Autumn of Cloud City, Nanterre, Paris (2018)
Nestling quietly in Nanterre under the shadow of the seemingly perpetual La Défense development in the business district of Paris, is the housing estate known locally as la Cité des Nuages or simply Cloud City. Once described by art critic Robert Hughes as ‘a piece of social scar tissue, gimmicky, condescending alphaville modernism,’ the distinctive towers are braced for what could be their final autumn season.
Designed by the architect Emile Aillaud and built between 1977 and 1981, the estate comprises eighteen cylindrical towers up to 38 floors high and is one of the grand ensembles of Paris. Below in the communal grounds, Aillaud, whose motto was ‘break the box’ planted a designated tree for each of the 1600 apartments and commissioned his son-in-law Fabio Rietti to create the towers’ characteristic outer skins – mega-mosaics made from millions of tiny ceramic tiles designed to mimic the look of passing clouds and verdant woodland. Aillaud’s daughter Laurence, who was a sculptor, also created the magnificent but somewhat terrifying unfurling reptile centerpiece.

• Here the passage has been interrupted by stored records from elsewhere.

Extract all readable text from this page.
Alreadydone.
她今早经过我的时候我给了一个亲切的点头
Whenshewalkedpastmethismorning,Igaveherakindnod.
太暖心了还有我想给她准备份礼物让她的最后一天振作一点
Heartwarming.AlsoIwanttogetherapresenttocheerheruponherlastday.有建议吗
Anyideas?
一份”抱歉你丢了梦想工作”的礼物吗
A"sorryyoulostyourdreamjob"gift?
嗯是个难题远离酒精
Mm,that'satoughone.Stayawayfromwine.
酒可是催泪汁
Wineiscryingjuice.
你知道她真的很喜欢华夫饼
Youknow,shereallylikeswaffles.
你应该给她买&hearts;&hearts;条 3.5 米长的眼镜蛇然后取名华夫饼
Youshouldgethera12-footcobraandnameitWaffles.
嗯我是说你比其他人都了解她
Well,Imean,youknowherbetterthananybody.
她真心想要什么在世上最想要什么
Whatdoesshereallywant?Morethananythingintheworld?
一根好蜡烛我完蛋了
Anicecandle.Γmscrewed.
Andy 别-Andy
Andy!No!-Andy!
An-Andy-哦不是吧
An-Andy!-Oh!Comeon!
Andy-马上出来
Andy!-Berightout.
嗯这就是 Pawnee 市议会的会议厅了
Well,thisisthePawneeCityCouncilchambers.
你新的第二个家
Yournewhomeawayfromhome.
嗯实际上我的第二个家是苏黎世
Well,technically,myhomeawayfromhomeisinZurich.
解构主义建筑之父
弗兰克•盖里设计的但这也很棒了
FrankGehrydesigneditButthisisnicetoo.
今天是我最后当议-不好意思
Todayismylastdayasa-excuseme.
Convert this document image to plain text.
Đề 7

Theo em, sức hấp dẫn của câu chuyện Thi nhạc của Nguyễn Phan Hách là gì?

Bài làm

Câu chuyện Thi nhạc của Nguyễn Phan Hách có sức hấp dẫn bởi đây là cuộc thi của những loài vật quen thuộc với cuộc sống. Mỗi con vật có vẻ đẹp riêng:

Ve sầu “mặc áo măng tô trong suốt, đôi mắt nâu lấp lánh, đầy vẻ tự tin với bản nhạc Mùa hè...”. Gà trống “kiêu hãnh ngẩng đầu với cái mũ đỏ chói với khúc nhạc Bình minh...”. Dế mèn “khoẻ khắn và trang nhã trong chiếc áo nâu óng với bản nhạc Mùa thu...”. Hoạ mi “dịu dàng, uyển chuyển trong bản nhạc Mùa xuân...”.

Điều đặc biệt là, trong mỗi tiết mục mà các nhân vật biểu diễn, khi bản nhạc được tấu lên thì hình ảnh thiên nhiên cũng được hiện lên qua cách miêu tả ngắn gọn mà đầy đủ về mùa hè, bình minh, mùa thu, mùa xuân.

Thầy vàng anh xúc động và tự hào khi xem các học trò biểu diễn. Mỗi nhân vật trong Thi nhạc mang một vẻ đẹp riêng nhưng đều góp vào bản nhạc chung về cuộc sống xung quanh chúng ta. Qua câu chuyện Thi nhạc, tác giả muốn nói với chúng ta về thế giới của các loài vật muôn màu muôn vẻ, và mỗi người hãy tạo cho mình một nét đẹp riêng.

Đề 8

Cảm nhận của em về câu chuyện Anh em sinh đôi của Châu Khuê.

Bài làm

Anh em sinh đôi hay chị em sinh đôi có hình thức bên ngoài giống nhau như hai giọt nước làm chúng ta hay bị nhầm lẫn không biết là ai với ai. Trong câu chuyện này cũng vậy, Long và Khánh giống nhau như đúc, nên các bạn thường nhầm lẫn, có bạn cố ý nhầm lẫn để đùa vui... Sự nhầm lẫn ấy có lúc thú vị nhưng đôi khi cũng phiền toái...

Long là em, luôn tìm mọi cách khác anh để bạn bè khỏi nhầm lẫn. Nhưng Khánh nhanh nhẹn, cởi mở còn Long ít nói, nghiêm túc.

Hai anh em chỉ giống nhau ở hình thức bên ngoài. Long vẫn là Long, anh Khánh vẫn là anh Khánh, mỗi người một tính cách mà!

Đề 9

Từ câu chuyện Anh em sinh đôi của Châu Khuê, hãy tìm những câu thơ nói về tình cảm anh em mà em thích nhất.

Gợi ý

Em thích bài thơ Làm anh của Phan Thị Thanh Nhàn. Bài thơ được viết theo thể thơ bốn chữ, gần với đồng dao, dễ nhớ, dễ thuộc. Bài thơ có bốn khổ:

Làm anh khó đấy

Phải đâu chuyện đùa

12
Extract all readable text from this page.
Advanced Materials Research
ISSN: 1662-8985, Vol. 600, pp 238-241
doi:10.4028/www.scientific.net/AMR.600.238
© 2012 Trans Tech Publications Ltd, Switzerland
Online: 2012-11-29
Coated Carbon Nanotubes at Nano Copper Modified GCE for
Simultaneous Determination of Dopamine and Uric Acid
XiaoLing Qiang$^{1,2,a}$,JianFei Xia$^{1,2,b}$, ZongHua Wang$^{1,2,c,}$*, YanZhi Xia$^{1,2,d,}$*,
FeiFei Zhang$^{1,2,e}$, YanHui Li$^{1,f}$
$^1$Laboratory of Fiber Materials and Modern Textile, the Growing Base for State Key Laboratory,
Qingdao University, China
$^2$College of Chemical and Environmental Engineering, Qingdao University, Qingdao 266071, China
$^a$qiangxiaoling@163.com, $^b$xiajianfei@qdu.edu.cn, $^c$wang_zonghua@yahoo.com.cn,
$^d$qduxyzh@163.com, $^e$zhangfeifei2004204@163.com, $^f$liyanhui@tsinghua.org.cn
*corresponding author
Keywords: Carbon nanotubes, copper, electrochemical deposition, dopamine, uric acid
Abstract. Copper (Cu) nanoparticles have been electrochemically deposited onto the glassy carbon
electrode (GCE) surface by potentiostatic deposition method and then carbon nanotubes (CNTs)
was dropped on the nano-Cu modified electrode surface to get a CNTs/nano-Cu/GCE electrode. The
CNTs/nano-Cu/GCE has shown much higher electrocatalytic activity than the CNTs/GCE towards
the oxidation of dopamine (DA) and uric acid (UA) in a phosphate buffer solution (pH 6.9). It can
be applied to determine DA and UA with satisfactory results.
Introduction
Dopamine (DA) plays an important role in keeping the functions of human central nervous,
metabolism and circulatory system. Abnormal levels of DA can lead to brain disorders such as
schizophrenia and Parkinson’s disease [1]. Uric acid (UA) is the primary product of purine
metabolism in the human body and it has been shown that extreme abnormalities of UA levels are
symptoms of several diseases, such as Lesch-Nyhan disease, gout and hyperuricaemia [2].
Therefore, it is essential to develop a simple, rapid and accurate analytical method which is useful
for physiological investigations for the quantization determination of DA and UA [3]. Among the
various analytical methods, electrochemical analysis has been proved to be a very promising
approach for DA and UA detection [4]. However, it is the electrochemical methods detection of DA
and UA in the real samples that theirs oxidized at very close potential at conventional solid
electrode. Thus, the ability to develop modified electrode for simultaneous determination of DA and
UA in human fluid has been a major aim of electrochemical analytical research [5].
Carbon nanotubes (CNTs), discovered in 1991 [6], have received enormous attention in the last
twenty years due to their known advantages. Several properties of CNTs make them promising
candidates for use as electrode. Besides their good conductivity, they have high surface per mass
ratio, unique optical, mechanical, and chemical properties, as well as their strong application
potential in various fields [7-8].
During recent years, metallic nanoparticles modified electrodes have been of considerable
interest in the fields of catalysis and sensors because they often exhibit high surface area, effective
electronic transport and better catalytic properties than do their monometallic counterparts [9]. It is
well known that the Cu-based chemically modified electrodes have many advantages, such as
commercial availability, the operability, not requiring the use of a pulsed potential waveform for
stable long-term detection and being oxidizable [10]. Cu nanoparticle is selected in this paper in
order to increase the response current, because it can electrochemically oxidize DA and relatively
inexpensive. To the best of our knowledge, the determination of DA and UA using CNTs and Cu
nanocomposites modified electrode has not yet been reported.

Fearful for their resident’s safety and perhaps their own liabilities too, the estate management team recently installed warning signs next to the sculpture stating: Il est fomellement interdit d’escalader le serpent – It is strictly forbidden to climb the snake.
Now less than forty years since their installation, the towers are subject to a state-backed urban renovation project. With failing insulation, water ingress and the spiralling cost of maintenance, the towers will change forever. With their unusually shaped single glazed windows and rudimentary rubber seals, the towers now place an unaffordable heating burden on their residents, some 46% of whom live below the poverty line. Top priority for the management company is to improve the thermal efficiency of the towers by installing an external insulation system that will ultimately call time on the clouds.